Scaling and rotating an array of points

Question

I've been scratching my head over this problem for the past few days, and I just can't come up with a working (let alone efficient) solution.

I have a set of points in an array, representing a mouse path:

Points[0] = 20,50
Points[Points.length-1] = 500,230

Im trying to find a way to rotate the array of points (Path) so that the first point begins at x1,y1 and the last point ends at x2,y2.

I know that this will involve scaling and rotating the entire array but having lacking knowledge in math, I have no idea on how to approach this.

Any ideas? Thank you!

Answer 1

As James Large says in a comment, you can do this efficiently using a transform matrix. Your transformation is going to require scaling, rotation and translation, each of which can be represented with a matrix, and you can build a single transformation matrix that does all this at once out of simpler transformations just by multiplying the the matrices representing each transform together using matrix multiplication.

You can achieve what you want by first translating the points so that the first point is at the origin (because that's the point you want to rotate around), then applying a rotation, a scaling transform and then a second translation so that the first point is at x1, y1.

The rotation angle can be calculated by computing the difference between the angle between (x1, y1) - (x2, y2) and the angle between the original start and end points:

double rotationAngle = atan2(y2-y1, x2-x1) -
    atan2(Points[Points.length-1].y-Points[0].y, Points[Points.length-1].x-Points[0].x);

The scaling factor is the distance between (x1, y1) - (x2, y2) divided by the distance between the untransformed start and end points.
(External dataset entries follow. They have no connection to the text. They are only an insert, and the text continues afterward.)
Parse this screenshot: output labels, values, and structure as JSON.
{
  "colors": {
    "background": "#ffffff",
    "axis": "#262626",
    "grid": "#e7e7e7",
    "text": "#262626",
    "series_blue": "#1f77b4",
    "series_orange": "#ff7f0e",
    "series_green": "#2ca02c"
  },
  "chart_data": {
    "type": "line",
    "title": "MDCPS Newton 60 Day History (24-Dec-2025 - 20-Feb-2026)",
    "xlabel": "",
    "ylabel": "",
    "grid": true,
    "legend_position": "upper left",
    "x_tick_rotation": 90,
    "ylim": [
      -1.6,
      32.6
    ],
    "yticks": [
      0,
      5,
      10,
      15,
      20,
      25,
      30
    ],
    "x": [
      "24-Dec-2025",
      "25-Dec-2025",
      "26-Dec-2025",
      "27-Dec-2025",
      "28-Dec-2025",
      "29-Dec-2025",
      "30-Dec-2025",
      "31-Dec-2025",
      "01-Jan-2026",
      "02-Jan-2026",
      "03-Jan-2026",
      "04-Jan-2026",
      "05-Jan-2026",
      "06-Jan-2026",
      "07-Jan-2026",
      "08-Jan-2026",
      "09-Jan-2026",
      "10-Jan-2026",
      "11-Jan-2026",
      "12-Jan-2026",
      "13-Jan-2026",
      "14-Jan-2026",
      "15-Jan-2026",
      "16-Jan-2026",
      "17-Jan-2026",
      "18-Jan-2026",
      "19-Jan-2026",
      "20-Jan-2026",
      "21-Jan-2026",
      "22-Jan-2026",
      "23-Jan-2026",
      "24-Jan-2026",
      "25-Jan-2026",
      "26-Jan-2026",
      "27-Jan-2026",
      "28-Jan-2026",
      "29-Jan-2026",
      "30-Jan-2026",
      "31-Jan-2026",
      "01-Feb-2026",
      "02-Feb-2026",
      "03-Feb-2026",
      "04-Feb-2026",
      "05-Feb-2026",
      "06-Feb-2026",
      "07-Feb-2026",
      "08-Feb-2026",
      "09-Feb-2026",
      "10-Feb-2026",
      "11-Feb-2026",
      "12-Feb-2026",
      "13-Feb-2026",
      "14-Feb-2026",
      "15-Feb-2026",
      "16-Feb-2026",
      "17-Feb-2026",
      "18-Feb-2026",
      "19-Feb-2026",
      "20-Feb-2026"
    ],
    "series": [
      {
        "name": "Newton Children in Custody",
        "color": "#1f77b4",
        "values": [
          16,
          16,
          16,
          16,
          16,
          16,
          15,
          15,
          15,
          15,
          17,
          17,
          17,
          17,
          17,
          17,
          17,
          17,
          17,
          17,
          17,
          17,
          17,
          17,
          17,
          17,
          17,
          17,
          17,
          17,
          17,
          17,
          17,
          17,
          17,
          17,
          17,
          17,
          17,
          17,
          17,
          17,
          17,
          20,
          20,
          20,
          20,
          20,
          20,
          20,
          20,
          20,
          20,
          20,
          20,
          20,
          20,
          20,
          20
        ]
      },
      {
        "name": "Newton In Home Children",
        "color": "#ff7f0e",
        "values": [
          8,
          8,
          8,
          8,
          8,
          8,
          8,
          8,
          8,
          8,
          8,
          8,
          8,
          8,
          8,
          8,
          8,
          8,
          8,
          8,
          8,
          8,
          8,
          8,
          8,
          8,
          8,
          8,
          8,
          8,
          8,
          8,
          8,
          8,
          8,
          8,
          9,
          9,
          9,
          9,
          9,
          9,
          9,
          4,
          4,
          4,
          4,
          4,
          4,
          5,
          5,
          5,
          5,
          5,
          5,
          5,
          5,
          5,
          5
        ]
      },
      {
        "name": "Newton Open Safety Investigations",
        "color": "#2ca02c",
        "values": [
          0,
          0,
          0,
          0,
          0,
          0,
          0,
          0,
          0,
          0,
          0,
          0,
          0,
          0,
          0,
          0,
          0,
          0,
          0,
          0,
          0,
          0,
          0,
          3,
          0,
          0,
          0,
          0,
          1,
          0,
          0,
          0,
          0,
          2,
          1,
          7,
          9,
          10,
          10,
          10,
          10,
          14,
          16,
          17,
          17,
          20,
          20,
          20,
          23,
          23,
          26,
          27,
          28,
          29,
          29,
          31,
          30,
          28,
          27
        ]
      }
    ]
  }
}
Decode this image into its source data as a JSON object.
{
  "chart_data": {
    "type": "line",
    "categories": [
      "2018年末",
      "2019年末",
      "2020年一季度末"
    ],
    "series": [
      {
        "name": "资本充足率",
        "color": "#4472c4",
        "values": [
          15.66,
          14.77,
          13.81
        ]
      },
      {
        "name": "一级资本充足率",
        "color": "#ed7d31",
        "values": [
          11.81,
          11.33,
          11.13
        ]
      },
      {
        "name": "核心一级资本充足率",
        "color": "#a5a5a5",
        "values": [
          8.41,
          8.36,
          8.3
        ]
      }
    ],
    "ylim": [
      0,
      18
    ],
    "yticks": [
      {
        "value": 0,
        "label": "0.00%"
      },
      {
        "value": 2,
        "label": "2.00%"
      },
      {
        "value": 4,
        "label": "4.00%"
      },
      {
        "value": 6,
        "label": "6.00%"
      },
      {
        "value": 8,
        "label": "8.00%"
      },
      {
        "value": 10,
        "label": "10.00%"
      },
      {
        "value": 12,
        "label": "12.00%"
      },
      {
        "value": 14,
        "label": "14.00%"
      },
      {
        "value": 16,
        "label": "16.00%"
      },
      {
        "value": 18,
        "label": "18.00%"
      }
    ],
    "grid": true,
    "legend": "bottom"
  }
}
So your transformation can be built like this:

• translate by (-Points[0].x, -Points[0].y)
• rotate by rotationAngle
• scale by scaling factor
• translate by (x1, y1)

The order of rotation and scaling could be swapped, it doesn't matter. See the article of transformation matrices for how to build each one.

You could also solve using simultaneous equations, but I think this way is more intuitive. You'll end up with the same matrix so the per-point transformation is just as efficient.